Some of the surest evidence of the recovery can be found in consumer spending. Figures last week showed auto sales rose to an annualised rate of 17.7m — the quickest pace in a decade. Jack Fitzgerald, the founder of Fitzgerald Auto Malls, who has been in business for 50 years, says sales are up “dramatically”.

Easier financing from banks, an expanding population and the need to replace an ageing fleet are helping push demand, as well as the stronger economy. These have been “as good a four years as I’ve seen”, he says, from his dealership in Rockville, Maryland.

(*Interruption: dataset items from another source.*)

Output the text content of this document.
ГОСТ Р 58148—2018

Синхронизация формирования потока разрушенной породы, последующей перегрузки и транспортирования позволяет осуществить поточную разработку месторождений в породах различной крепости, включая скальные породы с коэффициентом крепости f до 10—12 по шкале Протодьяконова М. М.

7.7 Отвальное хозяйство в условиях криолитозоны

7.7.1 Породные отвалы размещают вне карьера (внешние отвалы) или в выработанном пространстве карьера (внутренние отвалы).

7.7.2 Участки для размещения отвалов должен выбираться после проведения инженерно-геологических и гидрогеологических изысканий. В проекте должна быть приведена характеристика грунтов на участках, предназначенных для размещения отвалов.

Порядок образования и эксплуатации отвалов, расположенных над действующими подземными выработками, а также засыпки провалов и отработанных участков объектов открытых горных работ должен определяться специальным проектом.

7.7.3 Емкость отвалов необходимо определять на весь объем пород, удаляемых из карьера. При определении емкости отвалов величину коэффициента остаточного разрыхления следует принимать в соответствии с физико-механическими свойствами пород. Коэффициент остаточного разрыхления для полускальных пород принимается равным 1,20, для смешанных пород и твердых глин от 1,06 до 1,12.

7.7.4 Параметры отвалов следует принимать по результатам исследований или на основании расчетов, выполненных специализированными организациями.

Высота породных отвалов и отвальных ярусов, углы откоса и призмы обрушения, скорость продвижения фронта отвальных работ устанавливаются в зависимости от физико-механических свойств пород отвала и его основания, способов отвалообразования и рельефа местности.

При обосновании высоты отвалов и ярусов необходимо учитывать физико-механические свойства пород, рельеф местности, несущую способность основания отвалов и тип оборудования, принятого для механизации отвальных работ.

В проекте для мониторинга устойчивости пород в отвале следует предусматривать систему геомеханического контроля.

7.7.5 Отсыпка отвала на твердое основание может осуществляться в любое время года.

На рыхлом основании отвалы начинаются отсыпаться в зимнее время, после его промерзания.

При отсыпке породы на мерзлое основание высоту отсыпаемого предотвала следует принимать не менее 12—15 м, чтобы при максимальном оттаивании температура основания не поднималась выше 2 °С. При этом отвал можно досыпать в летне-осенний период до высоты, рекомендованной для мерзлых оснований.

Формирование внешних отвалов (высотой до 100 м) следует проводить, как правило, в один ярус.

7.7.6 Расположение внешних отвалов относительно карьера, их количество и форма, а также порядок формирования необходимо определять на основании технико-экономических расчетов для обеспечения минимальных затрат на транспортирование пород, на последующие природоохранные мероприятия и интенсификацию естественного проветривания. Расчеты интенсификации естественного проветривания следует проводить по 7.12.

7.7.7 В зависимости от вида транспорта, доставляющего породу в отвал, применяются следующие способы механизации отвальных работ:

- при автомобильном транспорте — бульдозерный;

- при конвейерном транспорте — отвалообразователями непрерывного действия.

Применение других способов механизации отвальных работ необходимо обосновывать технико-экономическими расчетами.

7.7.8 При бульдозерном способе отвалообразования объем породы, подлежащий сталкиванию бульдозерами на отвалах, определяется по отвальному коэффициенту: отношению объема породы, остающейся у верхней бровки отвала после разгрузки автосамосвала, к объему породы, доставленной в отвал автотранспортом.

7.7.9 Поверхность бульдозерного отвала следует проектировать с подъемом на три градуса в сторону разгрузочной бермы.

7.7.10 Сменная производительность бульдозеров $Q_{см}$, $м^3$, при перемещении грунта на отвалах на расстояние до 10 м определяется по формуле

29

As for the Fed, it would take more than a quarter-point rate rise to deter car buyers, Mr Fitzgerald reckons. That is supported by economic modelling, with Oxford Economics estimating an increase would shave just 0.1 percentage points off 2016 gross domestic product growth.

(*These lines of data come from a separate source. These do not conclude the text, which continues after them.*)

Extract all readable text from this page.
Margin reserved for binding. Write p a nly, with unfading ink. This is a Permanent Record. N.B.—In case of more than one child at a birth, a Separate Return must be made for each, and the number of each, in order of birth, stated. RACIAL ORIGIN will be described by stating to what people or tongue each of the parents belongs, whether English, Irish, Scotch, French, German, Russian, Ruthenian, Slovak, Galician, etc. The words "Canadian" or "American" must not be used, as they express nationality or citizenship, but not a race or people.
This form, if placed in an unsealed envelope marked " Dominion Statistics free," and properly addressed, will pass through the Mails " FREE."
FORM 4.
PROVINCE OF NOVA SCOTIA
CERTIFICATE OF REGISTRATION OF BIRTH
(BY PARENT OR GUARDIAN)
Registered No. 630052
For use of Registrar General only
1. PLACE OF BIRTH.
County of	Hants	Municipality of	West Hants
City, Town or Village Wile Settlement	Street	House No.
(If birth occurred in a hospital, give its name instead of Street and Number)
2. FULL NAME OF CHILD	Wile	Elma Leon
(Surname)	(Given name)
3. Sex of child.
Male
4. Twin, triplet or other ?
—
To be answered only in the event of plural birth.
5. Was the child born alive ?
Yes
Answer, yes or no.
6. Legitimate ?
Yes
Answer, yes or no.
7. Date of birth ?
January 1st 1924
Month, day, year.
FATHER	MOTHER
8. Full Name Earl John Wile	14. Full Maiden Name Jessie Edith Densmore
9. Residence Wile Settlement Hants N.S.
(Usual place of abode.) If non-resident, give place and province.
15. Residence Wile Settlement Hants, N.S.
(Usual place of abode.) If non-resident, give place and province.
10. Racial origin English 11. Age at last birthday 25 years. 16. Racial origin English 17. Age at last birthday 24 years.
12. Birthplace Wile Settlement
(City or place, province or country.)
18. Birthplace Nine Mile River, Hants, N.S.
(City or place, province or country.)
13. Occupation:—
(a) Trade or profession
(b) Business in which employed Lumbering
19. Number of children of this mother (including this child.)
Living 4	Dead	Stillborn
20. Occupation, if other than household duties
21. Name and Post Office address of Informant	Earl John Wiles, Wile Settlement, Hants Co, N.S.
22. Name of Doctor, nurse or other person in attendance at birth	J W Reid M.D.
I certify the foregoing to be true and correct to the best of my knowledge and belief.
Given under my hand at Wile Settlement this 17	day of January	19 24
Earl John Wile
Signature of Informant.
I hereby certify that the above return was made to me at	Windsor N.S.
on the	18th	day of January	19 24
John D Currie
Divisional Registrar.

However, what matters after a rate rise is the market reaction, rather than the raw quarter-point increment itself, says Torsten Sløk, international economist at Deutsche Bank. This is harder to predict, and markets will place huge symbolic weight on the first move.

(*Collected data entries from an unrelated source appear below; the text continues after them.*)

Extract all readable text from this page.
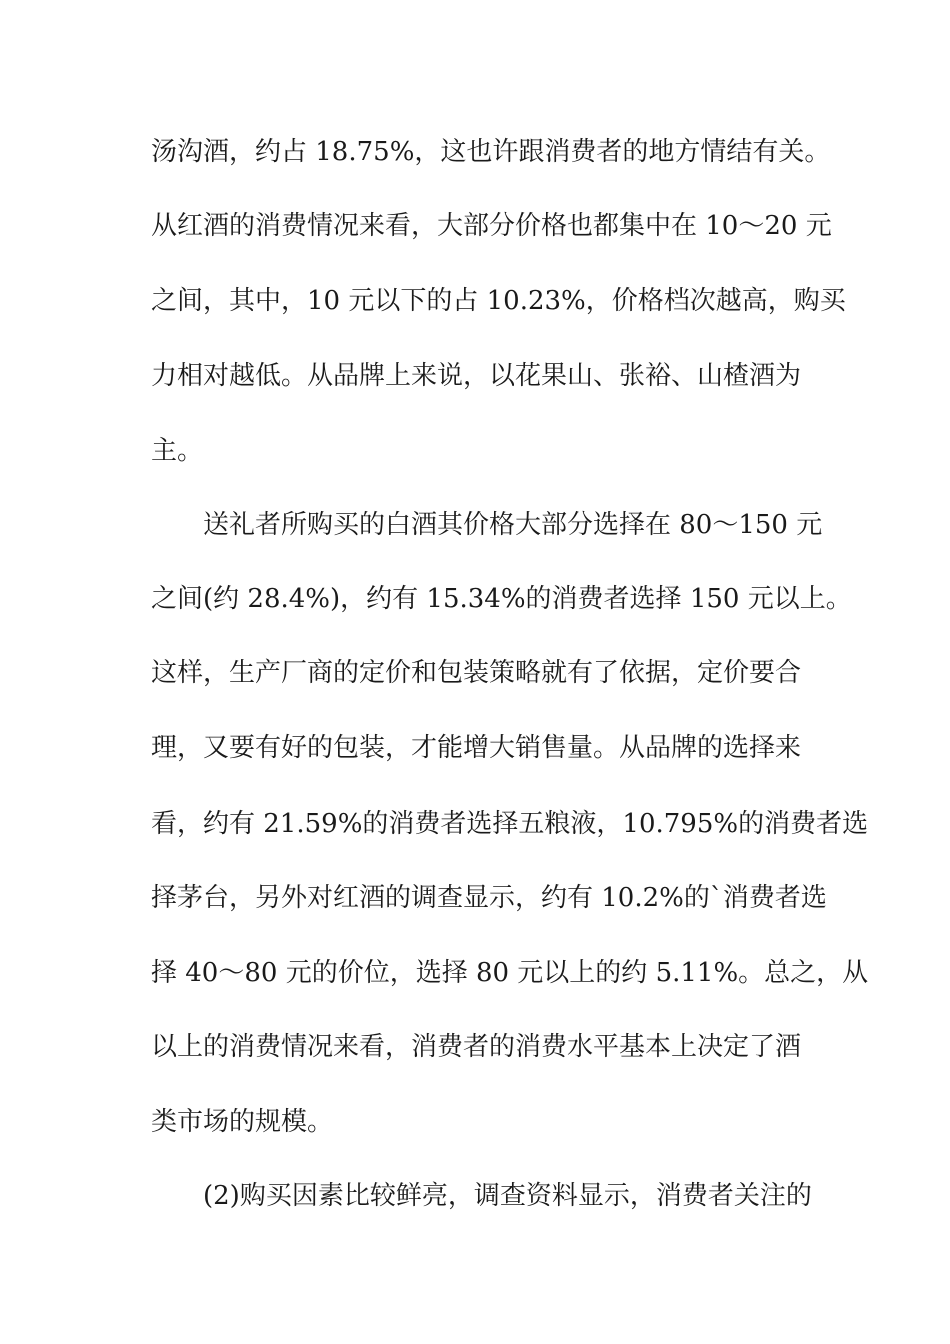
汤沟酒，约占 18.75%，这也许跟消费者的地方情结有关。
从红酒的消费情况来看，大部分价格也都集中在 10～20 元
之间，其中，10 元以下的占 10.23%，价格档次越高，购买
力相对越低。从品牌上来说，以花果山、张裕、山楂酒为
主。
送礼者所购买的白酒其价格大部分选择在 80～150 元
之间(约 28.4%)，约有 15.34%的消费者选择 150 元以上。
这样，生产厂商的定价和包装策略就有了依据，定价要合
理，又要有好的包装，才能增大销售量。从品牌的选择来
看，约有 21.59%的消费者选择五粮液，10.795%的消费者选
择茅台，另外对红酒的调查显示，约有 10.2%的`消费者选
择 40～80 元的价位，选择 80 元以上的约 5.11%。总之，从
以上的消费情况来看，消费者的消费水平基本上决定了酒
类市场的规模。
(2)购买因素比较鲜亮，调查资料显示，消费者关注的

If traders are jolted into pricing a sharp set of subsequent increases — in the face of insistences to the contrary by the Fed — the impact on world markets and the US economy could be more damaging.

With the European Central Bank last week warning of downside risks from China-induced turmoil, traders are still placing low odds on a September move. Global growth is at risk of souring and commodity prices falling, meaning there’s a risk of greater external drags on an economy where inflation has persistently undershot forecasts.

Fear of unforeseen consequences helps explain political pressure from the left for the Fed to hold fire — especially at a time when wage growth in the US remains glacial. Economists and central bankers attending a Kansas City Fed conference in Wyoming’s Grand Teton National Park last month passed by dozens of green t-shirted protesters from the pressure group “Fed Up”, which is calling on the central bank to keep rates at near-zero given the muted wage growth affecting millions of Americans.

Dawn O’Neal, a teaching assistant earning $8.50 an hour, who was attending with the group, says Fed officials should hold their conference in her part of Georgia, rather than scenic Jackson Hole, to get a better idea of conditions for ordinary Americans.

“Our life is a struggle — it is hard to make ends meet at the end of the month. With the Fed getting ready to raise interest rates, what is our economic future going to look like?” she asks.

Against that are the Fed’s own economic models, which suggest the US is hitting full employment and that higher wages and inflation will surely follow. Balancing the conflicting indicators will be ferociously difficult.

Stanley Fischer, the Fed vice-chairman, made the case for action in the coming months at the Wyoming meetings. If policymakers wait for the evidence in favour of higher rates to become overwhelming before they move, he says, they will already be too late.